Por Miguel Lagos
La reconocida periodista Patricia Janiot lanzaba esta semana a la audiencia mundial la pregunta de cuáles eran las consecuencias que la dictadura china debería enfrentar por ocultar el inicio de la crisis del COVID-19. Esto a raíz de que el Gobierno chino reconoció “la deficiencia en su respuesta a la epidemia”.
No han faltado quienes desde Occidente resaltan que la palabra “deficiencia” es poco decir. Al régimen comunista se la acusa de haber ocultado la enfermedad y hasta de haber reprimido a las voces internas que advertían sobre los riesgos potenciales de expansión. “El Partido Comunista Chino [PCCh] suprimió los informes iniciales… y castigó a médicos y periodistas, lo que provocó que expertos chinos e internacionales pierdan oportunidades críticas para prevenir una pandemia global”, señalaba esta semana el Consejo de Seguridad Nacional [NSC] estadounidense.
Hoy el mundo sufre por ese accionar que al parecer pretendía amortiguar el impacto en la “reputación” del poder oficial del PCCh y su audaz y calculada propaganda política más allá de sus fronteras.
Por supuesto, denunciar la responsabilidad del régimen dictatorial no debe hacerse extensivo a los ciudadanos chinos. Esto solo podría alimentar posturas xenófobas, racistas o estigmatizaciones peligrosas. No hay que confundir entonces a un pueblo neutralizado en su libertad de expresión, con la brutal coacción y represión de un poder político gubernamental obsesionado con querer controlarlo todo.
Las respuestas a la pregunta planteada por Janiot fueron abrumadoras e imparables. La gente, sin importar origen, se centraba sobre todo en sanciones económicas al Gobierno de China.
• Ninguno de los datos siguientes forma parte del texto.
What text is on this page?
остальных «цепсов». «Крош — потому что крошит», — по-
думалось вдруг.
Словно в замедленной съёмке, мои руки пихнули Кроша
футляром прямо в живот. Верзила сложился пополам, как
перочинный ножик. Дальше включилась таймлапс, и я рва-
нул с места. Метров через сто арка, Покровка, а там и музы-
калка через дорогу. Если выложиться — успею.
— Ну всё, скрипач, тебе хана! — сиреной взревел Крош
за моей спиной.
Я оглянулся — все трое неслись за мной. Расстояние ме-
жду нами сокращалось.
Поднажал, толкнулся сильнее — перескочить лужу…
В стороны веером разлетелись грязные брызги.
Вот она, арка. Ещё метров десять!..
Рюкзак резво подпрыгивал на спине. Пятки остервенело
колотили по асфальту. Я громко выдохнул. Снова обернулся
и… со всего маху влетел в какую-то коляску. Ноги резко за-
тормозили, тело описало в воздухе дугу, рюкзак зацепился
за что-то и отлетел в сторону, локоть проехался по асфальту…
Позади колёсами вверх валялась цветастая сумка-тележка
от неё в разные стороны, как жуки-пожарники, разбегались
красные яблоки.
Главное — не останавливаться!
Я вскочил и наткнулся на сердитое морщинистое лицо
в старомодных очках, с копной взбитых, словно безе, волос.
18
En obligarlos a resarcir o indemnizar de alguna manera los catastróficos efectos globales provocados.
Pero quizá la mejor sanción mundial —a modo de prevenciones futuras— al Partido Comunista que reincidirá con la manipulación y el abuso de poder, es condicionarlos a efectuar un proceso electoral libre, plural y supervisado internacionalmente. Un proceso en el que la gente opte al fin libremente por el cambio político que silenciosamente añora. He ahí una dimensión —el de las libertades políticas cercenadas— que neutralice los afanes de una añeja dictadura poseedora de un poder abusivo e incontrolado que ha venido impactando las circunstancias internas como externas, mucho más allá de sus fronteras.
Mientras el debate mundial agarraba tracción por la responsabilidad del poder izquierdista chino en la expansión inicial del COVID-19, en Perú el recientemente nombrado ministro de Salud señalaba días atrás —vía redes— que era el “neoliberalismo” el culpable de toda la desgracia actual que ha afectado al orbe. ¿Con esta “perspectiva” ideológica el vizcarrismo gobernante combatirá la pandemia?
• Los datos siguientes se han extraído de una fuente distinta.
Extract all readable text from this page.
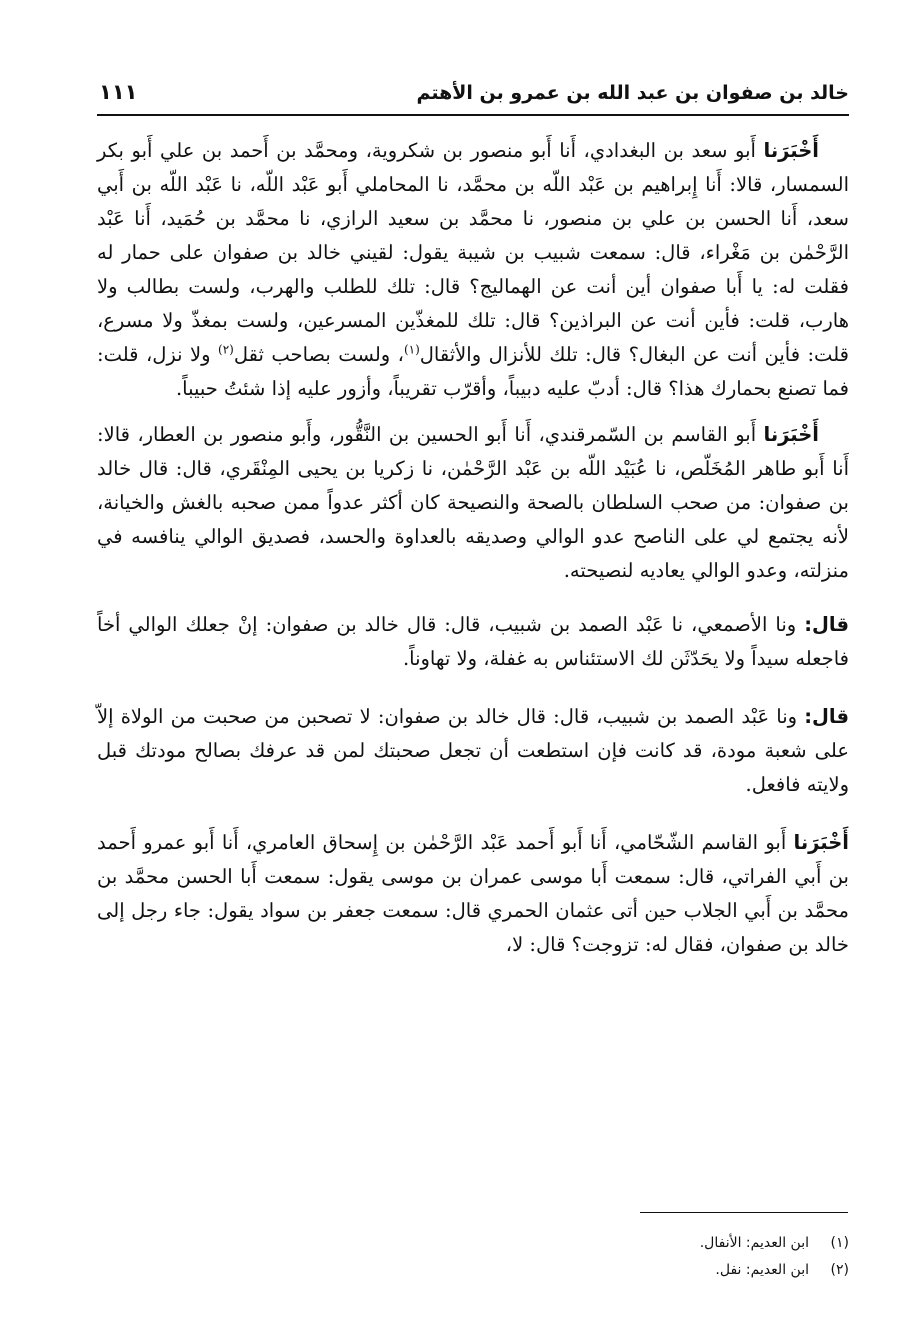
خالد بن صفوان بن عبد الله بن عمرو بن الأهتم
١١١

أَخْبَرَنا أَبو سعد بن البغدادي، أَنا أَبو منصور بن شكروية، ومحمَّد بن أَحمد بن علي أَبو بكر السمسار، قالا: أَنا إِبراهيم بن عَبْد اللّه بن محمَّد، نا المحاملي أَبو عَبْد اللّه، نا عَبْد اللّه بن أَبي سعد، أَنا الحسن بن علي بن منصور، نا محمَّد بن سعيد الرازي، نا محمَّد بن حُمَيد، أَنا عَبْد الرَّحْمٰن بن مَغْراء، قال: سمعت شبيب بن شيبة يقول: لقيني خالد بن صفوان على حمار له فقلت له: يا أَبا صفوان أين أنت عن الهماليج؟ قال: تلك للطلب والهرب، ولست بطالب ولا هارب، قلت: فأين أنت عن البراذين؟ قال: تلك للمغذّين المسرعين، ولست بمغذّ ولا مسرع، قلت: فأين أنت عن البغال؟ قال: تلك للأنزال والأثقال$^{(١)}$، ولست بصاحب ثقل$^{(٢)}$ ولا نزل، قلت: فما تصنع بحمارك هذا؟ قال: أدبّ عليه دبيباً، وأقرّب تقريباً، وأزور عليه إذا شئتُ حبيباً.

أَخْبَرَنا أَبو القاسم بن السّمرقندي، أَنا أَبو الحسين بن النَّقُّور، وأَبو منصور بن العطار، قالا: أَنا أَبو طاهر المُخَلّص، نا عُبَيْد اللّه بن عَبْد الرَّحْمٰن، نا زكريا بن يحيى المِنْقَري، قال: قال خالد بن صفوان: من صحب السلطان بالصحة والنصيحة كان أكثر عدواً ممن صحبه بالغش والخيانة، لأنه يجتمع لي على الناصح عدو الوالي وصديقه بالعداوة والحسد، فصديق الوالي ينافسه في منزلته، وعدو الوالي يعاديه لنصيحته.

قال: ونا الأصمعي، نا عَبْد الصمد بن شبيب، قال: قال خالد بن صفوان: إنْ جعلك الوالي أخاً فاجعله سيداً ولا يحَدّثَن لك الاستئناس به غفلة، ولا تهاوناً.

قال: ونا عَبْد الصمد بن شبيب، قال: قال خالد بن صفوان: لا تصحبن من صحبت من الولاة إلاّ على شعبة مودة، قد كانت فإن استطعت أن تجعل صحبتك لمن قد عرفك بصالح مودتك قبل ولايته فافعل.

أَخْبَرَنا أَبو القاسم الشّحّامي، أَنا أَبو أَحمد عَبْد الرَّحْمٰن بن إِسحاق العامري، أَنا أَبو عمرو أَحمد بن أَبي الفراتي، قال: سمعت أَبا موسى عمران بن موسى يقول: سمعت أَبا الحسن محمَّد بن محمَّد بن أَبي الجلاب حين أتى عثمان الحمري قال: سمعت جعفر بن سواد يقول: جاء رجل إلى خالد بن صفوان، فقال له: تزوجت؟ قال: لا،

(١)ابن العديم: الأنفال.

(٢)ابن العديم: نفل.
En momentos de gran tensión y confusión parece olvidarse que es el narcisismo político manipulador de las dictaduras y los autoritarismos —es decir, de los gobernantes que las conducen y “nunca se equivocan”—, uno de los peores enemigos de un servicio de salud pública efectiva. Sistemas de salud estatales ya de por sí deficientes o verdaderamente calamitosos en muchas partes del planeta, tal como ocurre hoy, por ejemplo, en la Venezuela socialista gracias al chavismo dictatorial.
Miguel Lagos es analista político y columnista, focalizado en temas de riesgo y conflictos políticos, radicalización y extremismo político violento.